WASHINGTON – Nine months of chaos and casualties in Iraq since Saddam Hussein’s capture have taken a heavy toll on American opinion of President Bush’s decision to go to war.
In December, when Hussein was caught, public support for Bush’s decision to go to war was 2-to-1 in favor. Now the public is evenly divided on whether the war was the right thing to do or whether it was a mistake.
Older people, minorities, people with lower incomes, residents of the Northeast and Catholics are among those increasingly skeptical of the war effort, according to Associated Press polling.
These shifts in public sentiment reflect the difficulties in Iraq – including a death toll nearing 1,000 U.S. soldiers, the violent insurgency against the new Iraqi government and U.S. forces, and the failure to find banned weapons, which was among the central justifications for Bush’s decision to go to war.
“It was a mistake,” said 73-year-old Mil Jenkinson, a retired schoolteacher and a Democrat from Dickinson, N.D. “There were no weapons of mass destruction.

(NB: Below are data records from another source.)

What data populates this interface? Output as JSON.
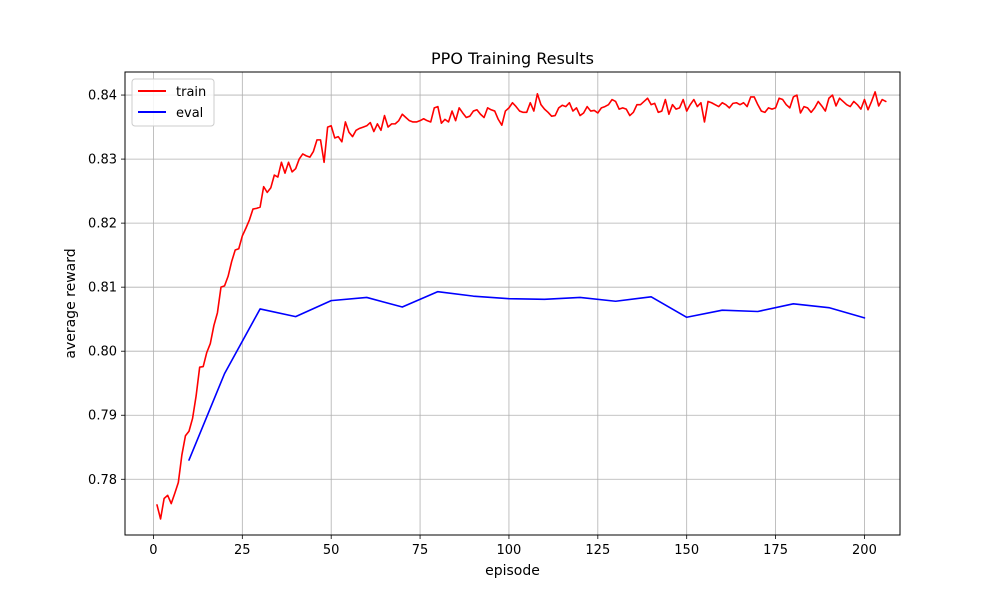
{
  "chart_data": {
    "type": "line",
    "title": "PPO Training Results",
    "xlabel": "episode",
    "ylabel": "average reward",
    "xlim": [
      -8,
      210
    ],
    "ylim": [
      0.7713,
      0.8436
    ],
    "xticks": [
      0,
      25,
      50,
      75,
      100,
      125,
      150,
      175,
      200
    ],
    "yticks": [
      0.78,
      0.79,
      0.8,
      0.81,
      0.82,
      0.83,
      0.84
    ],
    "xtick_labels": [
      "0",
      "25",
      "50",
      "75",
      "100",
      "125",
      "150",
      "175",
      "200"
    ],
    "ytick_labels": [
      "0.78",
      "0.79",
      "0.80",
      "0.81",
      "0.82",
      "0.83",
      "0.84"
    ],
    "grid": true,
    "legend_position": "upper-left",
    "series": [
      {
        "name": "train",
        "color": "#ff0000",
        "x_start": 1,
        "x_step": 1,
        "values": [
          0.776,
          0.7738,
          0.777,
          0.7775,
          0.7762,
          0.7778,
          0.7795,
          0.7838,
          0.7868,
          0.7875,
          0.7895,
          0.793,
          0.7975,
          0.7976,
          0.7998,
          0.8012,
          0.804,
          0.806,
          0.81,
          0.8102,
          0.8117,
          0.814,
          0.8158,
          0.816,
          0.818,
          0.8192,
          0.8205,
          0.8222,
          0.8223,
          0.8225,
          0.8257,
          0.8248,
          0.8255,
          0.8275,
          0.8272,
          0.8295,
          0.8278,
          0.8295,
          0.828,
          0.8285,
          0.83,
          0.8308,
          0.8305,
          0.8303,
          0.8312,
          0.833,
          0.833,
          0.8295,
          0.835,
          0.8352,
          0.8333,
          0.8335,
          0.8327,
          0.8358,
          0.8342,
          0.8335,
          0.8345,
          0.8348,
          0.835,
          0.8352,
          0.8357,
          0.8343,
          0.8355,
          0.8345,
          0.8368,
          0.835,
          0.8355,
          0.8355,
          0.836,
          0.837,
          0.8365,
          0.836,
          0.8358,
          0.8358,
          0.836,
          0.8363,
          0.836,
          0.8358,
          0.838,
          0.8382,
          0.8356,
          0.8362,
          0.8358,
          0.8375,
          0.836,
          0.838,
          0.8372,
          0.8365,
          0.8367,
          0.8375,
          0.8377,
          0.837,
          0.8365,
          0.838,
          0.8377,
          0.8375,
          0.8362,
          0.8353,
          0.8375,
          0.838,
          0.8388,
          0.8382,
          0.8375,
          0.8373,
          0.8373,
          0.8388,
          0.8375,
          0.8402,
          0.8385,
          0.8378,
          0.8373,
          0.8367,
          0.8368,
          0.838,
          0.8384,
          0.8382,
          0.8388,
          0.8375,
          0.838,
          0.8368,
          0.8372,
          0.8382,
          0.8375,
          0.8376,
          0.8372,
          0.838,
          0.8382,
          0.8385,
          0.8393,
          0.839,
          0.8378,
          0.838,
          0.8378,
          0.8368,
          0.8373,
          0.8385,
          0.8385,
          0.839,
          0.8395,
          0.8385,
          0.8387,
          0.8373,
          0.8375,
          0.8393,
          0.837,
          0.8385,
          0.8378,
          0.838,
          0.8393,
          0.8375,
          0.8385,
          0.8393,
          0.8382,
          0.8388,
          0.8358,
          0.839,
          0.8388,
          0.8385,
          0.8382,
          0.8388,
          0.8385,
          0.838,
          0.8387,
          0.8388,
          0.8385,
          0.8388,
          0.8382,
          0.8397,
          0.8397,
          0.8385,
          0.8375,
          0.8373,
          0.838,
          0.8378,
          0.838,
          0.8395,
          0.8393,
          0.8385,
          0.838,
          0.8397,
          0.84,
          0.8372,
          0.8382,
          0.838,
          0.8373,
          0.838,
          0.839,
          0.8383,
          0.8375,
          0.8395,
          0.84,
          0.8383,
          0.8395,
          0.839,
          0.8385,
          0.8382,
          0.839,
          0.8385,
          0.8378,
          0.8393,
          0.8377,
          0.839,
          0.8405,
          0.8383,
          0.8393,
          0.839
        ]
      },
      {
        "name": "eval",
        "color": "#0000ff",
        "x": [
          10,
          20,
          30,
          40,
          50,
          60,
          70,
          80,
          90,
          100,
          110,
          120,
          130,
          140,
          150,
          160,
          170,
          180,
          190,
          200
        ],
        "values": [
          0.783,
          0.7965,
          0.8066,
          0.8054,
          0.8079,
          0.8084,
          0.8069,
          0.8093,
          0.8086,
          0.8082,
          0.8081,
          0.8084,
          0.8078,
          0.8085,
          0.8053,
          0.8064,
          0.8062,
          0.8074,
          0.8068,
          0.8052
        ]
      }
    ]
  }
}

I keep thinking it’s not our place to rule the world. Everyone does not think our way of life is the right way.
“It’s arrogant of us to go into a country and tell them what kind of government to have.”

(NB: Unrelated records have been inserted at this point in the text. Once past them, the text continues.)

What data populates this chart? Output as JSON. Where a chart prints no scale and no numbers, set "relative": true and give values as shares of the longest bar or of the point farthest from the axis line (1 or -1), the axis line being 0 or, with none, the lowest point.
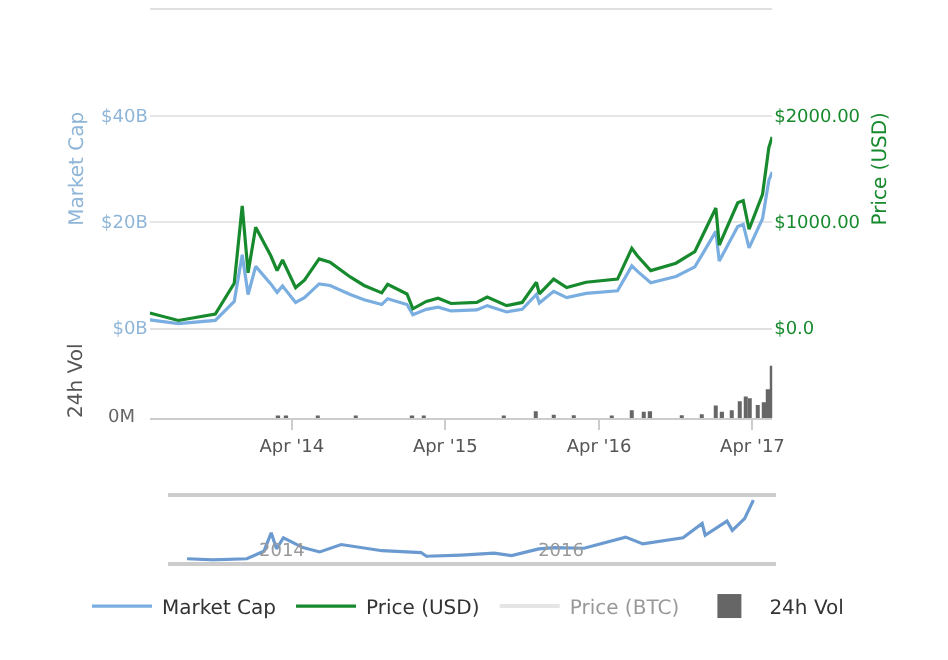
{
  "chart_data": [
    {
      "type": "line",
      "x": [
        "2013-04-28",
        "2013-07-05",
        "2013-10-01",
        "2013-11-15",
        "2013-12-04",
        "2013-12-18",
        "2014-01-05",
        "2014-02-10",
        "2014-02-25",
        "2014-03-10",
        "2014-04-10",
        "2014-05-01",
        "2014-06-05",
        "2014-07-01",
        "2014-08-18",
        "2014-09-20",
        "2014-11-01",
        "2014-11-15",
        "2014-12-31",
        "2015-01-14",
        "2015-02-15",
        "2015-03-15",
        "2015-04-15",
        "2015-06-15",
        "2015-07-10",
        "2015-08-25",
        "2015-10-01",
        "2015-11-04",
        "2015-11-11",
        "2015-12-15",
        "2016-01-15",
        "2016-03-01",
        "2016-05-15",
        "2016-06-18",
        "2016-07-01",
        "2016-08-02",
        "2016-10-01",
        "2016-11-15",
        "2017-01-04",
        "2017-01-12",
        "2017-02-25",
        "2017-03-10",
        "2017-03-24",
        "2017-04-25",
        "2017-05-10",
        "2017-05-18"
      ],
      "series": [
        {
          "name": "Market Cap",
          "color": "#7aaee0",
          "values": [
            1.5,
            0.8,
            1.4,
            5.0,
            13.8,
            6.3,
            11.6,
            8.3,
            6.7,
            7.9,
            4.8,
            5.7,
            8.3,
            8.0,
            6.3,
            5.3,
            4.4,
            5.5,
            4.4,
            2.5,
            3.5,
            3.9,
            3.2,
            3.4,
            4.2,
            3.0,
            3.5,
            6.3,
            4.7,
            6.9,
            5.7,
            6.5,
            7.0,
            11.7,
            10.7,
            8.5,
            9.7,
            11.5,
            18.2,
            12.6,
            19.1,
            19.5,
            15.1,
            20.6,
            27.8,
            29.4
          ]
        },
        {
          "name": "Price (USD)",
          "color": "#178a2e",
          "axis": "y2",
          "values": [
            140,
            70,
            130,
            420,
            1150,
            520,
            950,
            680,
            540,
            640,
            380,
            450,
            650,
            620,
            480,
            400,
            330,
            410,
            320,
            180,
            250,
            280,
            230,
            240,
            290,
            210,
            240,
            430,
            320,
            460,
            380,
            430,
            460,
            750,
            680,
            540,
            610,
            720,
            1130,
            780,
            1180,
            1200,
            930,
            1260,
            1700,
            1800
          ]
        },
        {
          "name": "Price (BTC)",
          "color": "#cccccc",
          "values": [
            null,
            null,
            null,
            null,
            null,
            null,
            null,
            null,
            null,
            null,
            null,
            null,
            null,
            null,
            null,
            null,
            null,
            null,
            null,
            null,
            null,
            null,
            null,
            null,
            null,
            null,
            null,
            null,
            null,
            null,
            null,
            null,
            null,
            null,
            null,
            null,
            null,
            null,
            null,
            null,
            null,
            null,
            null,
            null,
            null,
            null
          ]
        }
      ],
      "ylabel": "Market Cap",
      "y2label": "Price (USD)",
      "xlim": [
        "2013-04-28",
        "2017-05-18"
      ],
      "ylim": [
        0,
        60
      ],
      "yticks": [
        {
          "value": 0,
          "label": "$0B"
        },
        {
          "value": 20,
          "label": "$20B"
        },
        {
          "value": 40,
          "label": "$40B"
        }
      ],
      "y2lim": [
        0,
        3000
      ],
      "y2ticks": [
        {
          "value": 0,
          "label": "$0.0"
        },
        {
          "value": 1000,
          "label": "$1000.00"
        },
        {
          "value": 2000,
          "label": "$2000.00"
        }
      ],
      "grid": "y",
      "legend": "bottom",
      "tick_labels": "y"
    },
    {
      "type": "bar",
      "relative": true,
      "ylabel": "24h Vol",
      "series": [
        {
          "name": "24h Vol",
          "color": "#666666",
          "x": [
            "2014-03-01",
            "2014-03-20",
            "2014-06-01",
            "2014-09-01",
            "2015-01-14",
            "2015-02-10",
            "2015-08-20",
            "2015-11-04",
            "2015-12-15",
            "2016-02-01",
            "2016-05-01",
            "2016-06-18",
            "2016-07-15",
            "2016-08-02",
            "2016-10-15",
            "2016-12-01",
            "2017-01-05",
            "2017-01-20",
            "2017-02-10",
            "2017-03-01",
            "2017-03-15",
            "2017-03-25",
            "2017-04-15",
            "2017-05-01",
            "2017-05-10",
            "2017-05-17"
          ],
          "values": [
            0.03,
            0.04,
            0.02,
            0.02,
            0.04,
            0.03,
            0.03,
            0.13,
            0.06,
            0.05,
            0.04,
            0.15,
            0.12,
            0.13,
            0.05,
            0.07,
            0.24,
            0.12,
            0.15,
            0.32,
            0.41,
            0.38,
            0.25,
            0.3,
            0.55,
            1
          ]
        }
      ],
      "xlim": [
        "2013-04-28",
        "2017-05-18"
      ],
      "xticks": [
        {
          "value": "2014-04-01",
          "label": "Apr '14"
        },
        {
          "value": "2015-04-01",
          "label": "Apr '15"
        },
        {
          "value": "2016-04-01",
          "label": "Apr '16"
        },
        {
          "value": "2017-04-01",
          "label": "Apr '17"
        }
      ],
      "annotations": [
        "0M"
      ]
    },
    {
      "type": "line",
      "relative": true,
      "color": "#6a9ad0",
      "x": [
        "2013-04-28",
        "2013-07-05",
        "2013-10-01",
        "2013-11-15",
        "2013-12-04",
        "2013-12-18",
        "2014-01-05",
        "2014-02-25",
        "2014-04-10",
        "2014-06-05",
        "2014-09-20",
        "2014-12-31",
        "2015-01-14",
        "2015-04-15",
        "2015-07-10",
        "2015-08-25",
        "2015-11-04",
        "2015-12-15",
        "2016-03-01",
        "2016-06-18",
        "2016-08-02",
        "2016-11-15",
        "2017-01-04",
        "2017-01-12",
        "2017-03-10",
        "2017-03-24",
        "2017-04-25",
        "2017-05-18"
      ],
      "values": [
        0.05,
        0.03,
        0.05,
        0.17,
        0.47,
        0.21,
        0.39,
        0.23,
        0.16,
        0.28,
        0.18,
        0.15,
        0.09,
        0.11,
        0.14,
        0.1,
        0.21,
        0.23,
        0.22,
        0.4,
        0.29,
        0.39,
        0.62,
        0.43,
        0.66,
        0.51,
        0.7,
        1
      ],
      "xlim": [
        "2013-03-08",
        "2017-07-16"
      ],
      "xticks": [
        {
          "value": "2014-01-01",
          "label": "2014"
        },
        {
          "value": "2016-01-01",
          "label": "2016"
        }
      ],
      "tick_labels": "x"
    }
  ]
}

Those most likely to say the Iraq war was the right thing to do were Republicans, Southerners, those who earn more than $50,000 a year and young adults.
“Iraq was getting out of hand,” said Kim Rivers, a 35-year-old Republican who works as a teacher’s aide in Champlain, N.Y. “It should have been done a long time ago.”
Yet among many different groups of Americans, a majority of people now say the war was a mistake. Those groups include minorities (65 percent), Northeasterners (60 percent), Democrats (80 percent), people who make less than $25,000 a year (57 percent) and Catholics (51 percent).
The most recent AP-Ipsos poll of 1,001 adults has a margin of sampling error of plus or minus 3 percentage points, larger for subgroups such as older Americans.